Let $X$ be a locally compact Hausdorff space.
  
  
*
  
*Let $x \in X$ and let $U \subseteq X$ be an open neighbourhood of $x$. Then there exists a precompact open neighbourhood $V \subseteq X$ of $x$ such that $\overline{V} \subseteq U$.
  
*Assume $K \subseteq X$ is compact and $U\subseteq X$ open such that $K \subseteq U$. Then there exists a precompact open set $V \subseteq X$ such that $K \subseteq V \subseteq \overline{V} \subseteq U$.
  

Proof:


*

*$U$ is an open neighbourhood of $x$ so by local compactness there exists a compact neighbourhood $F \subseteq X$ of $x$ such that $F \subseteq U$. Define $U_1 = U \cap \operatorname{Int}(F)$. Notice that $\overline{U_1}$ is a closed subspace of a compact set $F$ so it is also compact. Hence $\overline{U_1}$ is a compact Hausdorff space so in particular it is regular. $\partial U_1$ is closed in $\overline{U_1}$  so there exist $V,W \subseteq \overline{U_1}$ disjoint and open in $\overline{U_1}$ such that $x \in V, \partial U_1 \subseteq W$. Since $V\subseteq \overline{U_1} \subseteq F \subseteq U$, $V$ is open in $X$ and $\overline{V}$ is a closed subspace of $F$ and hence compact, which proves the lemma. 

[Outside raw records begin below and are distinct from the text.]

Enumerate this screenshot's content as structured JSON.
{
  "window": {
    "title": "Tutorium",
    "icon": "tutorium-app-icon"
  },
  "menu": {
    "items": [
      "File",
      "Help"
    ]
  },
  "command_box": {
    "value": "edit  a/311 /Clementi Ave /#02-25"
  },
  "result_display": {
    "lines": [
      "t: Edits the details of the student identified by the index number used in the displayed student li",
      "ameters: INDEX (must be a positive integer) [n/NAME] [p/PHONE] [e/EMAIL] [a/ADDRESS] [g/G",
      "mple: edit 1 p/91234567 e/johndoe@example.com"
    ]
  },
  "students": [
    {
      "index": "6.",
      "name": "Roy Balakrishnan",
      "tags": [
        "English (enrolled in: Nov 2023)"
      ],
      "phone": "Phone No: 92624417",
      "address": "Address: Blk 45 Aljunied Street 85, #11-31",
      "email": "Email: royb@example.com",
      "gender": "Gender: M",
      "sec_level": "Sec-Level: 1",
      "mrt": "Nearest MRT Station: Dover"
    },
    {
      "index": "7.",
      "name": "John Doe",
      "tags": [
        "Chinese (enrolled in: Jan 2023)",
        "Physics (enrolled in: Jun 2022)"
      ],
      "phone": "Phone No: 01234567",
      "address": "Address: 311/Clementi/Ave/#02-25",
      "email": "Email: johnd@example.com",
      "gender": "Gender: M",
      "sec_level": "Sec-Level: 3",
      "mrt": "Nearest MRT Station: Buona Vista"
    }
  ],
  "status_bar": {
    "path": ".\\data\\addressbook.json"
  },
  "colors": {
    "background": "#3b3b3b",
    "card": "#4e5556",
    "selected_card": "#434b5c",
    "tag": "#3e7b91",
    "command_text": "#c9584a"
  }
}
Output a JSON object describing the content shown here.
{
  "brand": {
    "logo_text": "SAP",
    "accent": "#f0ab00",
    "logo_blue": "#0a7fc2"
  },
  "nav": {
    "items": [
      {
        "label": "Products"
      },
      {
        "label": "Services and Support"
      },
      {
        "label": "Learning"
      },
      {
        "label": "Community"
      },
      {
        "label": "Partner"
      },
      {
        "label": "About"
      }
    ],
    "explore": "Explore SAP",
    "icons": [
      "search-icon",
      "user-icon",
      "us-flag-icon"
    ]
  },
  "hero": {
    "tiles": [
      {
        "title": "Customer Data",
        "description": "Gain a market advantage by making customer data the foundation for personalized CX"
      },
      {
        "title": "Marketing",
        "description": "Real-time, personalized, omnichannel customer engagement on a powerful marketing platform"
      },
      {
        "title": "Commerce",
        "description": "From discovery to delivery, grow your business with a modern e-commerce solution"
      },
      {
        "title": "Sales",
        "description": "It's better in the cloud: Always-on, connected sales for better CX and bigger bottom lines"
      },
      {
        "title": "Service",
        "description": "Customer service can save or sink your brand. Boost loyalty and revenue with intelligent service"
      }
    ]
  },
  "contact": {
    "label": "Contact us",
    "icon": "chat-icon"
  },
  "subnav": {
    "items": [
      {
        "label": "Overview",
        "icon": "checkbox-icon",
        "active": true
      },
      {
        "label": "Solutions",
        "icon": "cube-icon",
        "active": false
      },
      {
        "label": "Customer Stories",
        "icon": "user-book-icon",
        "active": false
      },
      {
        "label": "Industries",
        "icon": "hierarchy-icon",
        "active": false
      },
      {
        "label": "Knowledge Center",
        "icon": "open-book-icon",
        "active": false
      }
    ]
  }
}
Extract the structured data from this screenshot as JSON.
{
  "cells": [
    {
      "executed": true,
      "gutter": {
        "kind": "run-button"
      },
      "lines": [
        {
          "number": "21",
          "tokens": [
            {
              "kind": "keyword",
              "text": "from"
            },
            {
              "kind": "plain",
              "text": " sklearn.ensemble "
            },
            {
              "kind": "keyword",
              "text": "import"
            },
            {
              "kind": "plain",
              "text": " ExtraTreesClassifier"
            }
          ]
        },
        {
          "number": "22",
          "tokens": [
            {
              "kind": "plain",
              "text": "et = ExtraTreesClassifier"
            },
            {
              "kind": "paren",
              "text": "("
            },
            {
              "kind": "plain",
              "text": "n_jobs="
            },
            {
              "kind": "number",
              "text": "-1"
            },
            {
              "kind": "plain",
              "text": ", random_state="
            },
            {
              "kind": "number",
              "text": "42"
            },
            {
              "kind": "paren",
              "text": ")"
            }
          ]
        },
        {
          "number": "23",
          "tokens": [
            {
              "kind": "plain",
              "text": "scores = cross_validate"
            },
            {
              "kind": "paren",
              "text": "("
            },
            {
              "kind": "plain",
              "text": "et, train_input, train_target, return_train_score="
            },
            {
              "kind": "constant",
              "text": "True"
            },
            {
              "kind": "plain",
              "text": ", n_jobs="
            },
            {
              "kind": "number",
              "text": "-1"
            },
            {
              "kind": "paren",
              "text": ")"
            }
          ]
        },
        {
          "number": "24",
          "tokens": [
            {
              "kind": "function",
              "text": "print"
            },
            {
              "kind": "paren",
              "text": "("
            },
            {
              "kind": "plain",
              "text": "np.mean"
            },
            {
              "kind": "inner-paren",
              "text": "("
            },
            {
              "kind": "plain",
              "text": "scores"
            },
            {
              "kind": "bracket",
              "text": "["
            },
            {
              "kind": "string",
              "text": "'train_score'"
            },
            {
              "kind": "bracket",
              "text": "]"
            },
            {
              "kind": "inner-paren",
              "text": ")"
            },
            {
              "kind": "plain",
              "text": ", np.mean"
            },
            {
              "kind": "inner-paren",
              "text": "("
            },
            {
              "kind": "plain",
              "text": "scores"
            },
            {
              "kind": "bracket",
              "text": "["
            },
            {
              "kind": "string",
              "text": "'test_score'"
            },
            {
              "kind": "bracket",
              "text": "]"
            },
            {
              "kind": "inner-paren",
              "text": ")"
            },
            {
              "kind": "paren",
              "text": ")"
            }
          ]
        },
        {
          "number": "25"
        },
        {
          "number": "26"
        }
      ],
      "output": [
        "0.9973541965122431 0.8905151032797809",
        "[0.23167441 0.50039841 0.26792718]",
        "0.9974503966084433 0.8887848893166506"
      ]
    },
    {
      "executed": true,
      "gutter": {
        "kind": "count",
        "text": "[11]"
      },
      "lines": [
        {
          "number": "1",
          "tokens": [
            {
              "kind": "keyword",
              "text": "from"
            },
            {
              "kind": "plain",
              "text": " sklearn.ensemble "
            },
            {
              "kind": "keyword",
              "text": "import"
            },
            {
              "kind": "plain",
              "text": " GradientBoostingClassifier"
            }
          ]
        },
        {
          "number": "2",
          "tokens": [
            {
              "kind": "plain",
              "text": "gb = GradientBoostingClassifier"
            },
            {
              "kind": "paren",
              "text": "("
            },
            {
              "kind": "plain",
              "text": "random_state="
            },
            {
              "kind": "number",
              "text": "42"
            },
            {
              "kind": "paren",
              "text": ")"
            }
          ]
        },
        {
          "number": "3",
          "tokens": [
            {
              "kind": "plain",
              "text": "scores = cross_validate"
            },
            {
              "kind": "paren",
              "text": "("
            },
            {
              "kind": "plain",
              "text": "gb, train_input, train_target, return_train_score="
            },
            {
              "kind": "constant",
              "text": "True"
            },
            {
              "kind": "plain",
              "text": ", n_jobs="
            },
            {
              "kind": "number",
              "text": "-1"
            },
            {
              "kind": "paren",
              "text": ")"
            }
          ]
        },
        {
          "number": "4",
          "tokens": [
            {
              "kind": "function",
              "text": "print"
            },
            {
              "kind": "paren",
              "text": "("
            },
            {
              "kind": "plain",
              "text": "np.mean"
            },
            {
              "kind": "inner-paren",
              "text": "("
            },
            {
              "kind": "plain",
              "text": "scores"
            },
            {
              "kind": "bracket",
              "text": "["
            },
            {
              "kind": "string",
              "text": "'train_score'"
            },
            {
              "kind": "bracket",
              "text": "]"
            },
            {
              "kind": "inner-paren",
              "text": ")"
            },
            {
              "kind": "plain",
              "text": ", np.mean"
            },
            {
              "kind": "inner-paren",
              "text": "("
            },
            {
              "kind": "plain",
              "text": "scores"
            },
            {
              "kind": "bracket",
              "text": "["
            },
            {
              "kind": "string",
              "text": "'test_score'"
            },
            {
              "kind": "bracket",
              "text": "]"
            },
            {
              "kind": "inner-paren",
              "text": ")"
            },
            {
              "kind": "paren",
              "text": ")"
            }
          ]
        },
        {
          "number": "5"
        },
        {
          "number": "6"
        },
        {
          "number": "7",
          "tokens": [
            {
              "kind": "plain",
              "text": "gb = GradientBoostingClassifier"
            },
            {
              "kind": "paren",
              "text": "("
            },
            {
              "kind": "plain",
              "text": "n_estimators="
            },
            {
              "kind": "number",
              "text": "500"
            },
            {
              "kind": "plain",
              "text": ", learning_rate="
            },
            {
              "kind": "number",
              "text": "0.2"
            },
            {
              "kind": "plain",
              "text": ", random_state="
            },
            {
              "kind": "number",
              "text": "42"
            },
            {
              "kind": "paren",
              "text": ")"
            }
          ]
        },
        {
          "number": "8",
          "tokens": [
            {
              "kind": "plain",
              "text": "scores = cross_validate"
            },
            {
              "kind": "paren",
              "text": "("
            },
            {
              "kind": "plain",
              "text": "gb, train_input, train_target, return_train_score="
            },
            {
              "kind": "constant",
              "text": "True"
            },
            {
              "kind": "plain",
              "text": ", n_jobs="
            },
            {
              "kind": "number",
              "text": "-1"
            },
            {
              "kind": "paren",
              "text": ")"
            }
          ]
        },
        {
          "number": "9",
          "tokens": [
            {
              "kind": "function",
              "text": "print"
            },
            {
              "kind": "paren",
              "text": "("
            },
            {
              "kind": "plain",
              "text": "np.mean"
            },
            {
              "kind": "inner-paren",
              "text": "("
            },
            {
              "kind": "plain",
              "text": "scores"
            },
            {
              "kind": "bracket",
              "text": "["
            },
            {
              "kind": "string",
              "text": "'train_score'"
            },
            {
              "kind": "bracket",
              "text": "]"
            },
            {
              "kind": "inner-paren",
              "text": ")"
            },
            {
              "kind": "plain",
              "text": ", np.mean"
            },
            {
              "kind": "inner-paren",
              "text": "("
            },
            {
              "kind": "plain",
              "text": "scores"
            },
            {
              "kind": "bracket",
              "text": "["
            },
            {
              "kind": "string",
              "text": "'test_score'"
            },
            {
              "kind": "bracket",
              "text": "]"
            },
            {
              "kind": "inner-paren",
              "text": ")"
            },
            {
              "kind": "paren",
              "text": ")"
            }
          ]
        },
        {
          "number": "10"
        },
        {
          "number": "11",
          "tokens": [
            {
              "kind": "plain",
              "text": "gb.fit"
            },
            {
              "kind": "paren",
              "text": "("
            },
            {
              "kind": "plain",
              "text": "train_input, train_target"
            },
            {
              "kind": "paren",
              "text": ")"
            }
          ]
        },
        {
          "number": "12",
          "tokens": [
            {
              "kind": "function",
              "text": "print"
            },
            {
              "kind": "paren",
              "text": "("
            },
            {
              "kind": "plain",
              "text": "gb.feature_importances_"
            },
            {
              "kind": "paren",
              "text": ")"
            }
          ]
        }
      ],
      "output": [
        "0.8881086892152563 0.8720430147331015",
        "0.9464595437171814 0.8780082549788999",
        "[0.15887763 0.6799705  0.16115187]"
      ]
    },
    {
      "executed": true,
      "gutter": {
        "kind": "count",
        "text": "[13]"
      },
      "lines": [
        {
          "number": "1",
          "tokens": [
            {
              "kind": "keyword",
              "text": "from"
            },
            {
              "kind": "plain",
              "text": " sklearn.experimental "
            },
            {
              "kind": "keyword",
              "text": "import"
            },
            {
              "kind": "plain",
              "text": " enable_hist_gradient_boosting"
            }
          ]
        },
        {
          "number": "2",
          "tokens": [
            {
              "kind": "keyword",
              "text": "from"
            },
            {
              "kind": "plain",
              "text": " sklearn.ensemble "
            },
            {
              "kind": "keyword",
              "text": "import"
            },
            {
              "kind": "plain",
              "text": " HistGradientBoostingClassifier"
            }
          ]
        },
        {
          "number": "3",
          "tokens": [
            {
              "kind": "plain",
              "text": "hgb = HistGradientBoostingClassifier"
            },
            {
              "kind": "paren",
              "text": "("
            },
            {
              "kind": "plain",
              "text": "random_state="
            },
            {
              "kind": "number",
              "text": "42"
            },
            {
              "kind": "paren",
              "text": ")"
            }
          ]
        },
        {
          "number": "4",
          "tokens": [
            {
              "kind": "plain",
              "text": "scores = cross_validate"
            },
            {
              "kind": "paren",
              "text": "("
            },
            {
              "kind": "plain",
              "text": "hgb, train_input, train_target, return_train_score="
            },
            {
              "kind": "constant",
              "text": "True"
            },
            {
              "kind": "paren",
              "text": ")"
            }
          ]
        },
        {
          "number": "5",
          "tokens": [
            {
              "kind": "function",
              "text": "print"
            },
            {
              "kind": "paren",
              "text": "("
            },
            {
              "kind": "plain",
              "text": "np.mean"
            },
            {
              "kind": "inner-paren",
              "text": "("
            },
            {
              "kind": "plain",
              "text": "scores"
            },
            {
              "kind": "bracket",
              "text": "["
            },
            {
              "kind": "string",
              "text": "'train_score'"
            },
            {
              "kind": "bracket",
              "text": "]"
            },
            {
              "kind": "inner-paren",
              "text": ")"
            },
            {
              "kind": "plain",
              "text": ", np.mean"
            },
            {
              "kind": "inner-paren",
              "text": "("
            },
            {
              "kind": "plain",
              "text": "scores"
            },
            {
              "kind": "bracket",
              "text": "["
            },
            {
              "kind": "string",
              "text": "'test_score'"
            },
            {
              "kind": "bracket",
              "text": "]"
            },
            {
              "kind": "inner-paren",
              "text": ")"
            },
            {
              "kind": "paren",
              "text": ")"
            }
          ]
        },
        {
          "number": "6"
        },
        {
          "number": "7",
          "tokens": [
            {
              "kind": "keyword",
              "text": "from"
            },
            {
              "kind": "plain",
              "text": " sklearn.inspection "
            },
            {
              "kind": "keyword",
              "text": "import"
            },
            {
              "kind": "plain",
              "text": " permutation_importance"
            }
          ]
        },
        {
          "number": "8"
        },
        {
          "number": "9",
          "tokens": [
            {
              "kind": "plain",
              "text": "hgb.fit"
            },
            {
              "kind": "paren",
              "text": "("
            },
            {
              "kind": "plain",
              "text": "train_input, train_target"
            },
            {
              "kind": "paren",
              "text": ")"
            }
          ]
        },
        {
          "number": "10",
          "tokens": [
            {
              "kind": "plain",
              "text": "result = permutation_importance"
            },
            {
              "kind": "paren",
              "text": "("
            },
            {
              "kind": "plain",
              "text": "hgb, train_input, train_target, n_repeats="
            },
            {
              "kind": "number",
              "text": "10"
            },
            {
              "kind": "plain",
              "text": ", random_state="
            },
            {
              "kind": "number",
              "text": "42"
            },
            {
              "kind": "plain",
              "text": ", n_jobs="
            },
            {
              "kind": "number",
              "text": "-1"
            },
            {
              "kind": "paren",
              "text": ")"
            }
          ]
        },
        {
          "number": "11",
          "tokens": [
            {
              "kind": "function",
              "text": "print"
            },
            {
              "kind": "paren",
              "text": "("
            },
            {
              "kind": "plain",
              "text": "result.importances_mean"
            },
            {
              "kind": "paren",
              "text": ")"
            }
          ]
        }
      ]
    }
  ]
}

*For every $x \in K$ there exists a precompact open set $V_x$ such that $x \in V_x \subseteq U$. $(V_x)_{x \in K}$ is an open cover of $K$ so there exist $x_1, \ldots, x_n \in K$ such that $K \subseteq \bigcup_{i=1}^n V_{x_i} := V$. Then $V$ is the desired set since $\overline{V} = \bigcup_{i=1}^n \overline{V_{x_i}} \subseteq U$  and is compact as a finite union of compact sets.


Urysohn's lemma for LCH spaces:

Let $X$ be a locally compact Hausdorff space, $K \subseteq X$ compact and $U\subseteq X$ open such that $K \subseteq U$. Then there exists a continuous function $\phi : X \to [0,1]$ such that $\phi|_K = 1$ and $\operatorname{supp} \phi \subseteq U$ is compact (i.e. $\phi \in C_{00}(X)$).

Proof:
Let $\tilde{X}$ be the one-point compactification of $X$. Let $V\subseteq X$ be the open precompact set such that $K \subseteq V \subseteq \overline{V} \subseteq U$. Then $K$ and $\tilde{X}\setminus V$ are disjoint closed subspaces of $\tilde{X}$, which is a compact Hausdorff space so in particular it is normal. Hence by the classical Urysohn's lemma there exists a continuous function $\psi : \tilde{X} \to [0,1]$ such that $\psi|_K = 1$ and $\psi|_{X\setminus \overline{V}} = 0$. Define a continuous function $\phi : X \to [0,1]$ as $\phi = \psi|_{X}$. Then $\phi|_K = 1$ and $\phi(x) = 0, \forall x \in X\setminus V$ so
$$\operatorname{supp}\phi = \overline{\phi \ne 0} \subseteq \overline{V} \subseteq U$$
and it is compact as a closed subspace of the compact set $\overline{V}$.